季棠表现得尤其亢奋,一路上叽叽喳喳的在傅连云耳边说话。傅连云眼眶湿热,忽然有些感慨,同时又生出了无限恐惧,他怕季棠是回光返照,今天好转,明天就又是一副病殃殃的样了。
季棠显然没察觉到身旁的傅连云在掉眼泪,他的目光从大街上每个人身上掠过,最后在见到一只活蹦乱跳的小狗后停住了脚步。
这小狗的模样勾起了一件陈年往事。
那年季棠二十岁。傅连云和家里闹了别扭,在外边住了几天后觉得城市风景看腻了,想回乡下老家,他向来是个随性的,说走就走,好在乡下老房子一直有人看着,收拾的纤尘不染,两个老人见他回来了就又搬回自己家去了,如此一来只剩下他一个人,住了三天后他实在是孤独寂寞到难以忍受,简直是度日如年。
傅连云打电话叫了季棠,季棠是在两天后拖着一个行李箱来的。来之前他给季棠发了地址,然而在季棠上车的那一天傅连云还是不放心,怕季棠左拐右拐把自己拐丢了,一大早就穿好了衣裳去车站接他。
乡下的风景确实不错,傅连云和季棠的作息都变得规律了,不再彻夜不眠地玩乐,开启了早睡早起的日子。
有一天傅连云出门倒垃圾,人家说有个小狗崽,问傅连云要不要,傅连云第一反应是拒绝,然而没走两步他又反悔了,想着季棠最近有点无聊,养只狗陪陪也是不错。
季棠很惊喜,秉着爱屋及乌的原则,对这小狗爱护有加,整天陪着它玩,自己胳膊被咬出血也毫不在乎,欢喜得用脸颊去贴小狗的脸。
如此过了一个月,小狗越长越大,腰身粗得简直不忍直视,四条腿倒是生得笔直,比来到家里时大了两倍。
一双大圆眼珠直勾勾的盯着季棠,尾巴在身后摇成了螺旋桨,看得季棠心都要化了,恨不得日日夜夜抱着他睡觉。牙掉了没两天又生出新牙,季棠想着它近日的举动,去弄了点东西给它磨牙,谁知它整天抱着一块大骨头啃,见它实在喜爱,两人也不能从狗嘴里抢食,只能任它去。
有天晚上季棠高兴,就着菜吃了两大碗米饭,实在是撑得慌,坐着躺着都不舒服,便打算出门遛狗消食,在院子里找了一圈没找到,他猜测小狗可能是一不留神跑出去了。
季棠慢悠悠地在外转悠,走了十多分钟,正左看右看的找狗,谁料突听一阵狂吠,吓得他拔腿就跑,生怕自家小崽子被欺负,走近才发现不知道谁家公鹅跑了出来,一鹅一狗开始斗上了。
眼见自家小狗没眼力见地上前狂叫不止,季棠眼前一黑,他准备趁其不备伸出手就抱走,可余光瞥见公鹅摆出一副要把脖子抻出二里地的架势顿时生出几分胆怯,下手也找不到合适机会。

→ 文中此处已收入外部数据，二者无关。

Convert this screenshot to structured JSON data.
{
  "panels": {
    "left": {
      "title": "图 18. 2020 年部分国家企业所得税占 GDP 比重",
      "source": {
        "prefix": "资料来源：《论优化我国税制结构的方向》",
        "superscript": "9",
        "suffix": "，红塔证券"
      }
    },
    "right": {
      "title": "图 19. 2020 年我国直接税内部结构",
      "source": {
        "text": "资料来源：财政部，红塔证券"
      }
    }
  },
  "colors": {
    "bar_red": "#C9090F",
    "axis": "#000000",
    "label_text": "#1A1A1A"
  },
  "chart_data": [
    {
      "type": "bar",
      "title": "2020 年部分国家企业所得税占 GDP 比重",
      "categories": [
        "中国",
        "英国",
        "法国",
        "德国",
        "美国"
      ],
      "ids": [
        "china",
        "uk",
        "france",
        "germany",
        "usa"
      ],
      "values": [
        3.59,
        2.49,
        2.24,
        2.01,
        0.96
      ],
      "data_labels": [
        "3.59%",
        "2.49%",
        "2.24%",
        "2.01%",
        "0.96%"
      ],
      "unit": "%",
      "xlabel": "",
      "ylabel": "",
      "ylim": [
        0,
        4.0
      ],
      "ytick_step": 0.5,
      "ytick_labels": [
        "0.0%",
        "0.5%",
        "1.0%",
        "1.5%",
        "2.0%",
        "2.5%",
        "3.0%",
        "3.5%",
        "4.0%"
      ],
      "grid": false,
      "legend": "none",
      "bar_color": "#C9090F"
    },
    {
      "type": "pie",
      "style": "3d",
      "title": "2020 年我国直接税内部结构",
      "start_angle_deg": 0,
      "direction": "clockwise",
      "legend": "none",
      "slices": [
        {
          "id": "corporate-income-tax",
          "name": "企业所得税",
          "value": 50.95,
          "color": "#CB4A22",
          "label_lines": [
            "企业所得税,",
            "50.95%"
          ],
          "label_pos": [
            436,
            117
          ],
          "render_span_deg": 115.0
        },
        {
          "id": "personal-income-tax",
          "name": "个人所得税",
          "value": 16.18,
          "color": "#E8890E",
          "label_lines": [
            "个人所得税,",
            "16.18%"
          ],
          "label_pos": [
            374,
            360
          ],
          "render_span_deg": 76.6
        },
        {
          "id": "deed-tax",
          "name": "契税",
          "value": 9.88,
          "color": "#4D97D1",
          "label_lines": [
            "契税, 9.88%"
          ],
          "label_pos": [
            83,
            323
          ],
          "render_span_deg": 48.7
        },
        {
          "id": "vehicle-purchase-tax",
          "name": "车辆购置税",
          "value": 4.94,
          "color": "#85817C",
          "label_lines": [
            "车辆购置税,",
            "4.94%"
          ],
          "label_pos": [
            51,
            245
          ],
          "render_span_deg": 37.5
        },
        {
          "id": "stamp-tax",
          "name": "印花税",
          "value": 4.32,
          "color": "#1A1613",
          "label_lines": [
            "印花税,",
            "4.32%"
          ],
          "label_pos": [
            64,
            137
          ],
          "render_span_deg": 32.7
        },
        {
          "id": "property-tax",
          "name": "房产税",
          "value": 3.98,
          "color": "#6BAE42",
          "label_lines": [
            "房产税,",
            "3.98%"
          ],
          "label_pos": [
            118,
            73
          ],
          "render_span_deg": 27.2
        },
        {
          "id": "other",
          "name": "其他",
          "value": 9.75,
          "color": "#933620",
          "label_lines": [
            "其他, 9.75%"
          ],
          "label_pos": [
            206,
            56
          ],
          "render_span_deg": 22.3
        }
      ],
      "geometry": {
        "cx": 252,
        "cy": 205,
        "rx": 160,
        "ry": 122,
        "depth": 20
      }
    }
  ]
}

就这么观察了一会儿,见小狗偷溜到他脚下,季棠立刻弯腰抱着狗毫不犹豫地跑了回去,谁知道这鹅还穷追不舍,那脖子冲着季棠的腿就过来了,吓得季棠不敢回头去看,一口气死命狂奔到家里。熟悉的环境让他不自觉地放松下来,壮着胆子往后瞅一眼,见那鹅不知道什么时候放弃了追逐,视线内没有它的身影,这才把心放回肚子里。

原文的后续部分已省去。